Vlad has $$$n$$$ friends, for each of whom he wants to buy one gift for the New Year.

There are $$$m$$$ shops in the city, in each of which he can buy a gift for any of his friends. If the $$$j$$$-th friend ($$$1 \le j \le n$$$) receives a gift bought in the shop with the number $$$i$$$ ($$$1 \le i \le m$$$), then the friend receives $$$p_{ij}$$$ units of joy. The rectangular table $$$p_{ij}$$$ is given in the input.

Vlad has time to visit at most $$$n-1$$$ shops (where $$$n$$$ is the number of friends). He chooses which shops he will visit and for which friends he will buy gifts in each of them.

Let the $$$j$$$-th friend receive $$$a_j$$$ units of joy from Vlad's gift. Let's find the value $$$\alpha=\min\{a_1, a_2, \dots, a_n\}$$$. Vlad's goal is to buy gifts so that the value of $$$\alpha$$$ is as large as possible. In other words, Vlad wants to maximize the minimum of the joys of his friends.

For example, let $$$m = 2$$$, $$$n = 2$$$. Let the joy from the gifts that we can buy in the first shop: $$$p_{11} = 1$$$, $$$p_{12}=2$$$, in the second shop: $$$p_{21} = 3$$$, $$$p_{22}=4$$$.

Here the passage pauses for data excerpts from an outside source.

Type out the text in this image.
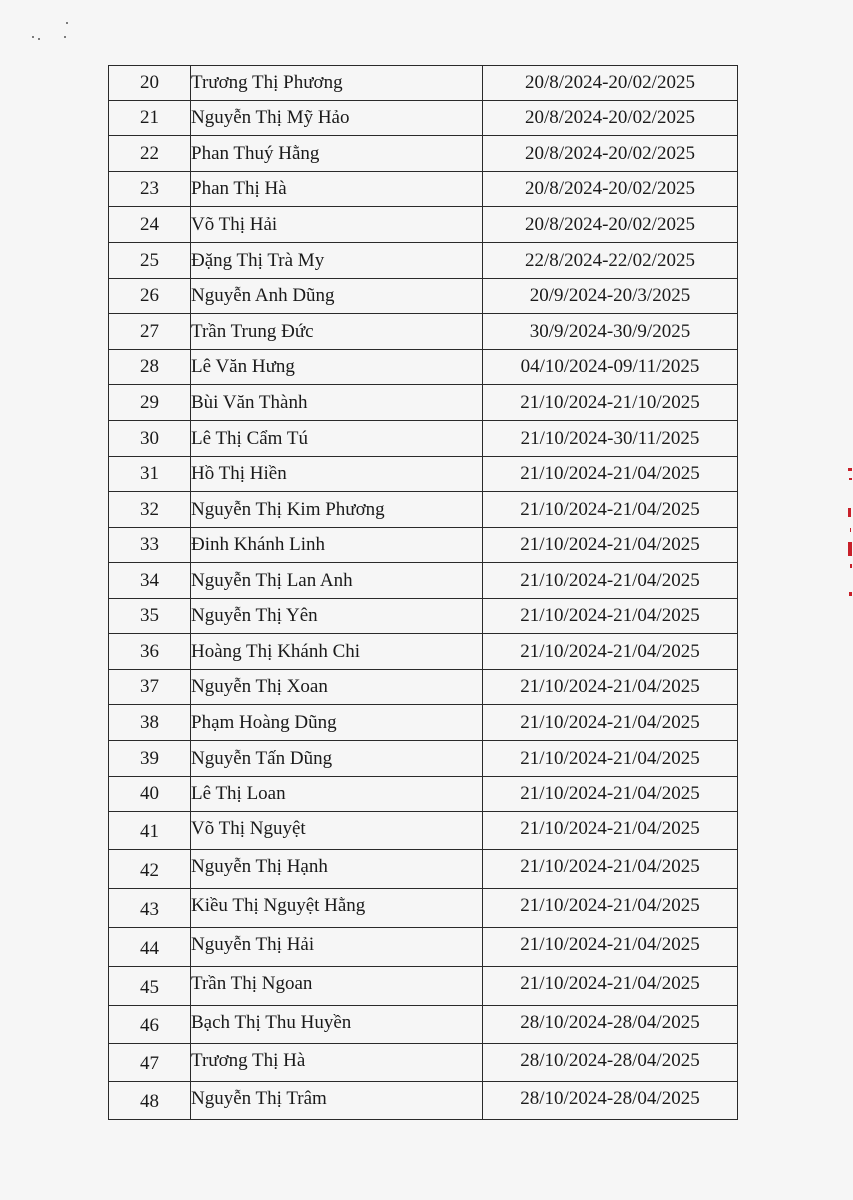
20	Trương Thị Phương	20/8/2024-20/02/2025
21	Nguyễn Thị Mỹ Hảo	20/8/2024-20/02/2025
22	Phan Thuý Hằng	20/8/2024-20/02/2025
23	Phan Thị Hà	20/8/2024-20/02/2025
24	Võ Thị Hải	20/8/2024-20/02/2025
25	Đặng Thị Trà My	22/8/2024-22/02/2025
26	Nguyễn Anh Dũng	20/9/2024-20/3/2025
27	Trần Trung Đức	30/9/2024-30/9/2025
28	Lê Văn Hưng	04/10/2024-09/11/2025
29	Bùi Văn Thành	21/10/2024-21/10/2025
30	Lê Thị Cẩm Tú	21/10/2024-30/11/2025
31	Hồ Thị Hiền	21/10/2024-21/04/2025
32	Nguyễn Thị Kim Phương	21/10/2024-21/04/2025
33	Đinh Khánh Linh	21/10/2024-21/04/2025
34	Nguyễn Thị Lan Anh	21/10/2024-21/04/2025
35	Nguyễn Thị Yên	21/10/2024-21/04/2025
36	Hoàng Thị Khánh Chi	21/10/2024-21/04/2025
37	Nguyễn Thị Xoan	21/10/2024-21/04/2025
38	Phạm Hoàng Dũng	21/10/2024-21/04/2025
39	Nguyễn Tấn Dũng	21/10/2024-21/04/2025
40	Lê Thị Loan	21/10/2024-21/04/2025
41	Võ Thị Nguyệt	21/10/2024-21/04/2025
42	Nguyễn Thị Hạnh	21/10/2024-21/04/2025
43	Kiều Thị Nguyệt Hằng	21/10/2024-21/04/2025
44	Nguyễn Thị Hải	21/10/2024-21/04/2025
45	Trần Thị Ngoan	21/10/2024-21/04/2025
46	Bạch Thị Thu Huyền	28/10/2024-28/04/2025
47	Trương Thị Hà	28/10/2024-28/04/2025
48	Nguyễn Thị Trâm	28/10/2024-28/04/2025
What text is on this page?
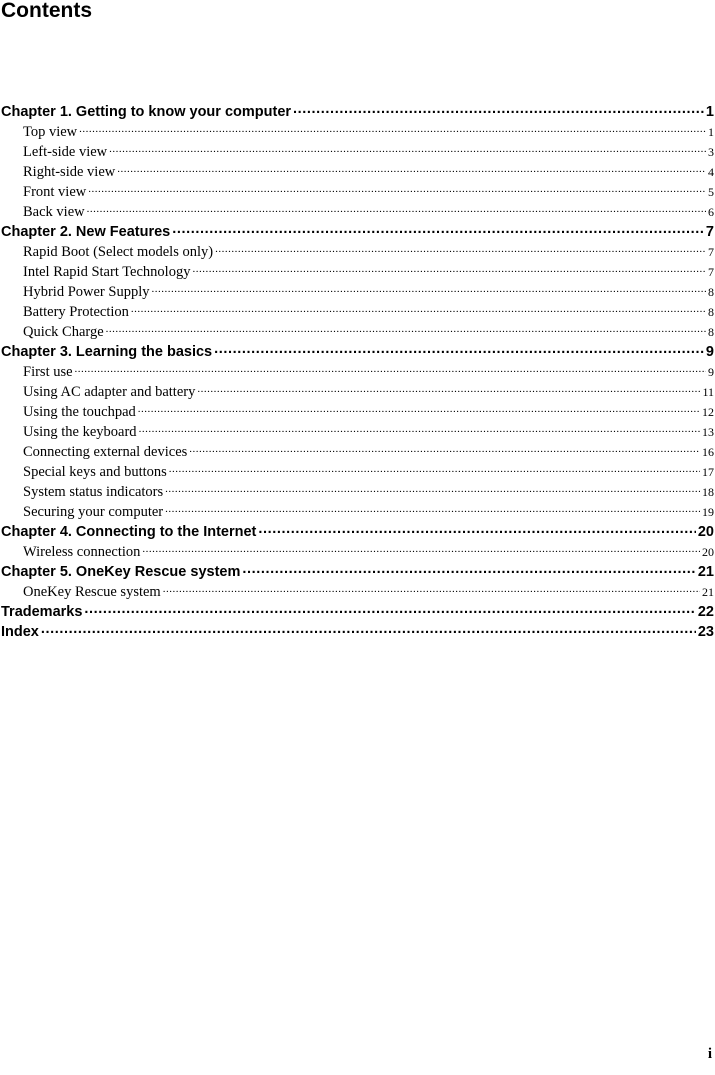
Contents
Chapter 1. Getting to know your computer .....	1
Top view .....	1
Left-side view .....	3
Right-side view .....	4
Front view .....	5
Back view .....	6
Chapter 2. New Features .....	7
Rapid Boot (Select models only) .....	7
Intel Rapid Start Technology .....	7
Hybrid Power Supply .....	8
Battery Protection .....	8
Quick Charge .....	8
Chapter 3. Learning the basics .....	9
First use .....	9
Using AC adapter and battery .....	11
Using the touchpad .....	12
Using the keyboard .....	13
Connecting external devices .....	16
Special keys and buttons .....	17
System status indicators .....	18
Securing your computer .....	19
Chapter 4. Connecting to the Internet .....	20
Wireless connection .....	20
Chapter 5. OneKey Rescue system .....	21
OneKey Rescue system .....	21
Trademarks .....	22
Index .....	23
i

Then it is enough for Vlad to go only to the second shop and buy a gift for the first friend, bringing joy $$$3$$$, and for the second — bringing joy $$$4$$$. In this case, the value $$$\alpha$$$ will be equal to $$$\min\{3, 4\} = 3$$$

Help Vlad choose gifts for his friends so that the value of $$$\alpha$$$ is as high as possible. Please note that each friend must receive one gift. Vlad can visit at most $$$n-1$$$ shops (where $$$n$$$ is the number of friends). In the shop, he can buy any number of gifts.